Her Space Holiday @ The Echo, 5/7/09
It is always unnerving as a fan when an artist you like experiments with his genre. We always want them to ride that line between doing something new and different and changing their sound completely. We want something fresh, but also something we can recognize. So when an artist jumps genres, we get nervous. Don't get me wrong, experimentation is essential for any sort of artistic growth to occur. We don't want to hear the same song over and over again or even the same album twice, but at the same time we worry about the unknown. Will it be a successful leap like Nelly Furtado's foray into dance pop?
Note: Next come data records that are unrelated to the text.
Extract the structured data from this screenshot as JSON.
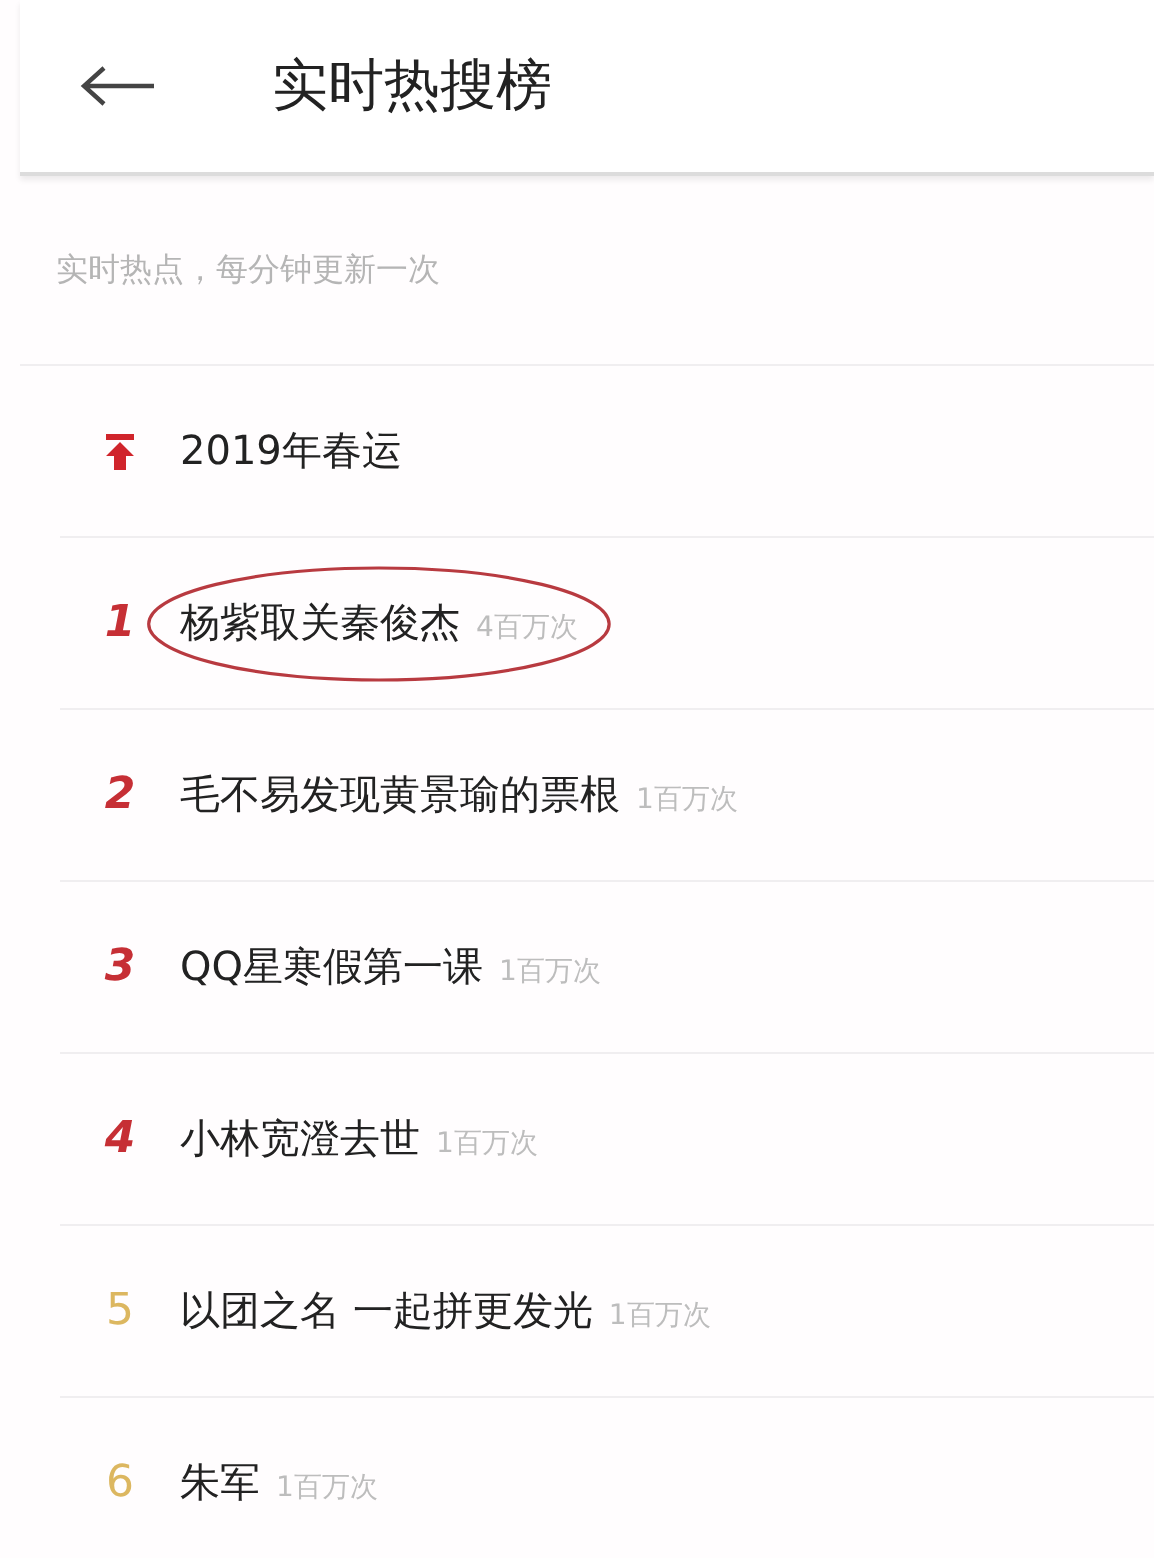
{
  "header": {
    "title": "实时热搜榜"
  },
  "subtitle": "实时热点，每分钟更新一次",
  "items": [
    {
      "kind": "pinned",
      "title": "2019年春运"
    },
    {
      "kind": "ranked",
      "rank": "1",
      "color": "#c62f35",
      "title": "杨紫取关秦俊杰",
      "count": "4百万次",
      "circled": true
    },
    {
      "kind": "ranked",
      "rank": "2",
      "color": "#c62f35",
      "title": "毛不易发现黄景瑜的票根",
      "count": "1百万次",
      "circled": false
    },
    {
      "kind": "ranked",
      "rank": "3",
      "color": "#c62f35",
      "title": "QQ星寒假第一课",
      "count": "1百万次",
      "circled": false
    },
    {
      "kind": "ranked",
      "rank": "4",
      "color": "#c62f35",
      "title": "小林宽澄去世",
      "count": "1百万次",
      "circled": false
    },
    {
      "kind": "plain",
      "rank": "5",
      "color": "#dcb760",
      "title": "以团之名 一起拼更发光",
      "count": "1百万次",
      "circled": false
    },
    {
      "kind": "plain",
      "rank": "6",
      "color": "#dcb760",
      "title": "朱军",
      "count": "1百万次",
      "circled": false
    }
  ]
}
Or will it crash and burn like Garth Brooks' disastrous attempt at reinvention as Chris Gaines?
Her Space Holiday (otherwise known as Marc Bianchi) made the leap with his latest album XOXO, Panda and the New Kid Revival in which he changes his sound from the light synthetic, electronic pop of his previous five albums and ventures into the world of alt-country and folk. Which meant when he took the stage at the Echo a couple weeks ago, he was joined on stage by a full bodied band. There were two drummers, two guitarists, a keyboardist, and a bassist and no synthesizer in sight. A drastic change from a few years ago, when Bianchi did his shows solo with just a laptop and a synthesizer to back him up. It takes a brave musician to completely change his life show and take a step into the unfamiliar. For which we give him full marks for bravery.
Just for reference here is an example of Her Space Holiday's sound on previous albums:
And an example of his current album.
So how did he do? Striding on to the stage in Buddy Holly glasses and plaid, Bianchi looked completely at ease with his new surroundings. There were no flutters of nerves or self-conscious banter with the audience, he was ready to rock out.
Most importantly, Marc Bianchi clearly understands the difference between recording and playing live. The sweet folk tunes that sound great in your living room often do not translate well in a live venue. They tend to drag and quickly become tiresome. People want a live show that they can dance to, not sway politely. Unlike a lot of groups (I'm looking at you, Great Lake Swimmers and Norah Jones) he made no attempts to have his songs sound like they do on the album. It was almost as if Bianchi was covering his own material. The tempo was sped up and the two sets of drums gave the tunes a giant pulse. There was nothing tired or cloying about these songs. Instead of being sweet and twee, Bianchi's voice took on this raspy timbre that is found more often in rock ballads than folk. In short, Her Space Holiday took on yet another metamorphosis on stage, bringing out the rock alter-ego of itself.
Was it the best rock show ever? No, but it was the gutsiest I've seen in awhile. Not only did Bianchi attempt a new album, he tried out a new type of show as well. It is that kind of artistic fearlessness that makes him someone to watch. You never know what he's going to do next, and odds are it's probably going to be pretty good.